Alim then took over Tashkent from Yunus Khoja, a feat his father Narbuta had attempted but failed. Kurama, containing the cities of Ura Tepe, Jizzak, and Khojend were annexed; the independent state originally under the control of a Kyrgyz sultan containing the cities of Shymkent, Turkestan and Sayram, were also captured and absorbed into the Khanate, but like Ura-Tepe resisted several times and were later re-annexed by Umar Khan.

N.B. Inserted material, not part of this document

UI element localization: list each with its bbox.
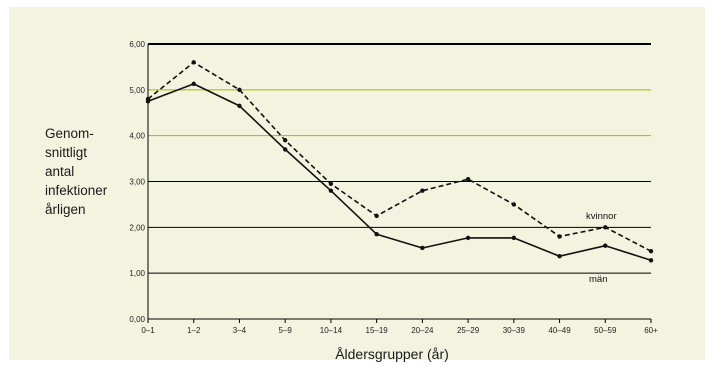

A war broke out between Karakalpaks and Kokandian settlers along the Syr Darya river, leading to the expulsion of the Karakalpaks to Khiva. Alim's strict control of the Khanate and numerous unpopular military campaigns, including an unexplained massacre of a Kazakh village in winter, fragmented his army and led to his death at the hands of his brother Muhammad Umar Khan.

== Overthrow ==
In a plot to remove Alim as Khan, his brother Muhammad Umar announced to Alim's forces that Alim had been killed and had appointed a new governor of Tashkent, causing confusion among the 300 remaining troops loyal to Alim, which then withdrew their forces from the edge of the Chirchiq river and headed Southeast to the city of Kokand. When forces that had sworn allegiance to Umar took control of Tashkent, they declared Umar to be the Khan, while Alim spoke to his council to reconvene the troops loyal to him. Alim appointed his son to be the governor of Tashkent. With only twenty remaining loyal soldiers, Alim was advised to travel to Khodjend to meet reinforcements of 4,000 troops but did not. When he insisted on heading to the city of Kokand, 17 of the 20 remaining soldiers abandoned him; he was then fatally shot by a member of the Umar Khan faction when he got stuck in the sand with his horse. Alim's son was treated with hostility as governor of Tashkent, and was captured by the Umar's forces shortly after his father's death.